Estudo: atrasar a doença de Alzheimer, bebendo 3 xícaras de café por dia?

Amo café? Aqui está uma razão convincente para continuar bebendo.

O Journal of Alzheimer's Disease publicou um estudo que demonstrou alguns resultados significativos relacionados ao café e à função cognitiva - especificamente seu risco de desenvolver demência.

Pesquisadores da Flórida mediram a quantidade de cafeína em participantes, tomando amostras de sangue e testando os níveis plasmáticos de cafeína.
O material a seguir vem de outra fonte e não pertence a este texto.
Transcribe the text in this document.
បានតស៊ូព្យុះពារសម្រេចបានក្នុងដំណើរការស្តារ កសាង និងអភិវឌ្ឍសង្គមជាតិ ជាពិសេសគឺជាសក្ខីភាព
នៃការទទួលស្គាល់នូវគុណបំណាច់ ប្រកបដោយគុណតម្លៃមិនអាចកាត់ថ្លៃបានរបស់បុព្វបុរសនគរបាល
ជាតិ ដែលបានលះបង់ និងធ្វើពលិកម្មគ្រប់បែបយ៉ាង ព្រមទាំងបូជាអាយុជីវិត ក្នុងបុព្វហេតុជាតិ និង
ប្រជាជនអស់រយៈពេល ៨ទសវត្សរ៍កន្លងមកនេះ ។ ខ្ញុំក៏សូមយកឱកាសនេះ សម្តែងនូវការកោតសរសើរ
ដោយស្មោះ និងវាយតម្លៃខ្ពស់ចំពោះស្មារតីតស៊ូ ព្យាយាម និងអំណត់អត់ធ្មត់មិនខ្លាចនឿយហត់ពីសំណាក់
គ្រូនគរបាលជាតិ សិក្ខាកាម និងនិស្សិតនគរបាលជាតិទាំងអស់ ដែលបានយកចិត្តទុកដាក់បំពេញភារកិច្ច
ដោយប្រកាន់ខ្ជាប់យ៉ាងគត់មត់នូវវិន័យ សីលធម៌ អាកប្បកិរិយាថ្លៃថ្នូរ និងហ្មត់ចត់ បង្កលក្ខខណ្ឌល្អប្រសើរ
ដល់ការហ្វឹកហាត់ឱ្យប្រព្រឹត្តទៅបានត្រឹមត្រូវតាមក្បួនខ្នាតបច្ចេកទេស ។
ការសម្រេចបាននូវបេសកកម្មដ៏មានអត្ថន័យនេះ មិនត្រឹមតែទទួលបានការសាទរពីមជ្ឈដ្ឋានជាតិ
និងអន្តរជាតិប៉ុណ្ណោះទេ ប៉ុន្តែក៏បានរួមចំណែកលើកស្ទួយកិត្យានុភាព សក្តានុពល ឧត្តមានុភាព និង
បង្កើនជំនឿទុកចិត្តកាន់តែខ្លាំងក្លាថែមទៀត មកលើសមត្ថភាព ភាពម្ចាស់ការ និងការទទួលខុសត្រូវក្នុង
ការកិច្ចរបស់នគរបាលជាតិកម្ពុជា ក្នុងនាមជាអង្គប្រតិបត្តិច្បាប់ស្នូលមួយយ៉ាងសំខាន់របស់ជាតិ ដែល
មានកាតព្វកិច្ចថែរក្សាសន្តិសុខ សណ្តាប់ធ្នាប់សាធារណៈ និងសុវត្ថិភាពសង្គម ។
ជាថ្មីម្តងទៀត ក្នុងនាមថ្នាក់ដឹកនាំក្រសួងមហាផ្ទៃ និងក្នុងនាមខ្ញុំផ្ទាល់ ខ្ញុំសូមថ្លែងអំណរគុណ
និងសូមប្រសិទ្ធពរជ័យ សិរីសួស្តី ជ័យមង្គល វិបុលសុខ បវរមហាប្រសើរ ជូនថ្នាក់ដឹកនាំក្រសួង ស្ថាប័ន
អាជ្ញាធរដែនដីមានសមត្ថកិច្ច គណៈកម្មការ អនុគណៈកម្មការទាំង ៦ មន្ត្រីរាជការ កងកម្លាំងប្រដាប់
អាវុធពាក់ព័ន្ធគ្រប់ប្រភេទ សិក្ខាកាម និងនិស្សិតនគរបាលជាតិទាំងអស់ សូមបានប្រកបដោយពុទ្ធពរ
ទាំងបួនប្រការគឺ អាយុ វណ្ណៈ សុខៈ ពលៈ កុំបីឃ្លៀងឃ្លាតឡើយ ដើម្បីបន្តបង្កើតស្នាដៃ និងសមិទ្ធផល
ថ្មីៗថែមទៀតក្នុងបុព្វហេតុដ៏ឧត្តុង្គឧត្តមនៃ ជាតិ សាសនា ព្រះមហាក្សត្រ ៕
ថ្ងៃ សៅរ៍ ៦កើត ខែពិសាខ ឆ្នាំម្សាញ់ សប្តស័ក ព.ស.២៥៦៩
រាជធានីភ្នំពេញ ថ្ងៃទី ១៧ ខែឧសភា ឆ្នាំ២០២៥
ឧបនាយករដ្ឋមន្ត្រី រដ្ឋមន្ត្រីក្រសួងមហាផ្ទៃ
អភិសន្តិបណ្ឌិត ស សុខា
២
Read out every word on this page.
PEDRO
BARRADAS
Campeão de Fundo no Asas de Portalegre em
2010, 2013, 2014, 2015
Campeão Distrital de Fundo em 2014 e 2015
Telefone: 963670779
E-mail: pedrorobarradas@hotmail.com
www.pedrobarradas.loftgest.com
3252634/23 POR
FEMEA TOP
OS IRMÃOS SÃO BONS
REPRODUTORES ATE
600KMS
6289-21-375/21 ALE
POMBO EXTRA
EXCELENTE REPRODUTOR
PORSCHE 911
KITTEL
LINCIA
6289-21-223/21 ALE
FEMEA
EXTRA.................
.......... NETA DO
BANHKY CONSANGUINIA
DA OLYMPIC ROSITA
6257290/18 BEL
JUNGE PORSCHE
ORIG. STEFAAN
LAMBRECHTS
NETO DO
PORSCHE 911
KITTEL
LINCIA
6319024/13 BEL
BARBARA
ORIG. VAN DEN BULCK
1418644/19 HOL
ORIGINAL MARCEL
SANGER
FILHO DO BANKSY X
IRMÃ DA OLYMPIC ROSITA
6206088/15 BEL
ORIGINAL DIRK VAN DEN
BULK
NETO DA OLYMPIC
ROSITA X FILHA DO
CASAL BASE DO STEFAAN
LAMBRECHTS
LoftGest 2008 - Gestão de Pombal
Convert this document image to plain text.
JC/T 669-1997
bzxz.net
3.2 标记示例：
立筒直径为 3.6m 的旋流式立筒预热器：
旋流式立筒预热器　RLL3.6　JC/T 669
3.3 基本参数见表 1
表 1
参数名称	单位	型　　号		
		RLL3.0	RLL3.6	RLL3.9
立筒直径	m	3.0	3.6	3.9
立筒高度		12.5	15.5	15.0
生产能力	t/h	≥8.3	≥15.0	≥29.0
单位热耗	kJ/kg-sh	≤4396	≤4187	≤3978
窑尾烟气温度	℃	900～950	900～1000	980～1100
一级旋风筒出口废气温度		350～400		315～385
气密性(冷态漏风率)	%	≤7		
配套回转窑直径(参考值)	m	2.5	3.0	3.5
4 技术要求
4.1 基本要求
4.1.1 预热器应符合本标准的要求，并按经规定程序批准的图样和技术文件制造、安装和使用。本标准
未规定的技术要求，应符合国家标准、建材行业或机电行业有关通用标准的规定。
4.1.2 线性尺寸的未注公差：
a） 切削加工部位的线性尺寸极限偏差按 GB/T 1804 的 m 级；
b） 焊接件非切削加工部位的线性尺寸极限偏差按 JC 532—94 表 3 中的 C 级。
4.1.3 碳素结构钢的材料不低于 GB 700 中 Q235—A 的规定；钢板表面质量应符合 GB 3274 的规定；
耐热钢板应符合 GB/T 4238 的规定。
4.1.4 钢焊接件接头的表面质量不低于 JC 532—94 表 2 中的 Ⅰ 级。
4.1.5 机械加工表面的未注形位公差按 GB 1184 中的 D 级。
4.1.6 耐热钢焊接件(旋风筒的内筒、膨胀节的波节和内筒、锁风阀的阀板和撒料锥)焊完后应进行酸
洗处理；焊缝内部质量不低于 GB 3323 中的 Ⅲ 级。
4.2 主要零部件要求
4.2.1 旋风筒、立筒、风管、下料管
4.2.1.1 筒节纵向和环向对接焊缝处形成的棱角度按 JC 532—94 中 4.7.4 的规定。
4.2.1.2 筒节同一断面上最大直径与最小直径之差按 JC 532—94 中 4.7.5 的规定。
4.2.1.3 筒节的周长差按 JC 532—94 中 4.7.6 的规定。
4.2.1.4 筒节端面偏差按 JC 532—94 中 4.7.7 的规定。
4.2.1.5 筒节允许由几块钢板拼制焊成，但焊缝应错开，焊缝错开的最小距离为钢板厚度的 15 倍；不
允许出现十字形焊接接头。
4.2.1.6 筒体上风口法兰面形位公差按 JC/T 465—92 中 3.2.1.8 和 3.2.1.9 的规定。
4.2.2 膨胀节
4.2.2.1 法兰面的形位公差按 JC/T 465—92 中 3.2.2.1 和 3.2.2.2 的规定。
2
Eles também testaram o funcionamento cognitivo dos participantes no início do estudo e classificaram as pessoas como se encaixando em uma das três categorias:

Após um período de dois a quatro anos, os pesquisadores descobriram que um nível mais alto de plasma de cafeína (maior que 1200 ng / ml) estava correlacionado com os seguintes resultados:

Além disso, uma maior taxa de progressão de déficit cognitivo leve para demência foi observada em participantes cuja ingestão de cafeína foi menor. Assumiu-se que os níveis de cafeína dos participantes vinham diretamente do café, uma vez que não relatavam nenhuma outra ingestão significativa de cafeína. Um nível de cafeína superior a 1200 ng / ml é igualado a 3 ou mais xícaras de café por dia.

É apenas a cafeína?

Vários estudos destacaram os benefícios da cafeína, então é a única razão pela qual o café pode ajudar o cérebro? Um estudo publicado recentemente não pensa assim.

Em um estudo, os pesquisadores isolaram um componente do café chamado Eicosanol-5-hidroxitriptamida (EHT) e o deram a camundongos que foram projetados para desenvolver a doença de Alzheimer. Os camundongos, que inicialmente demonstraram deficiências cognitivas, bem como o acúmulo de proteína tau em seus cérebros que é característico da doença de Alzheimer, melhoraram significativamente tanto na limpeza da tau quanto na sua capacidade cognitiva após receberem o EHT.

Embora esta pesquisa seja preliminar em camundongos, ela apresenta uma possibilidade interessante de por que o café tem sido correlacionado com a saúde do cérebro.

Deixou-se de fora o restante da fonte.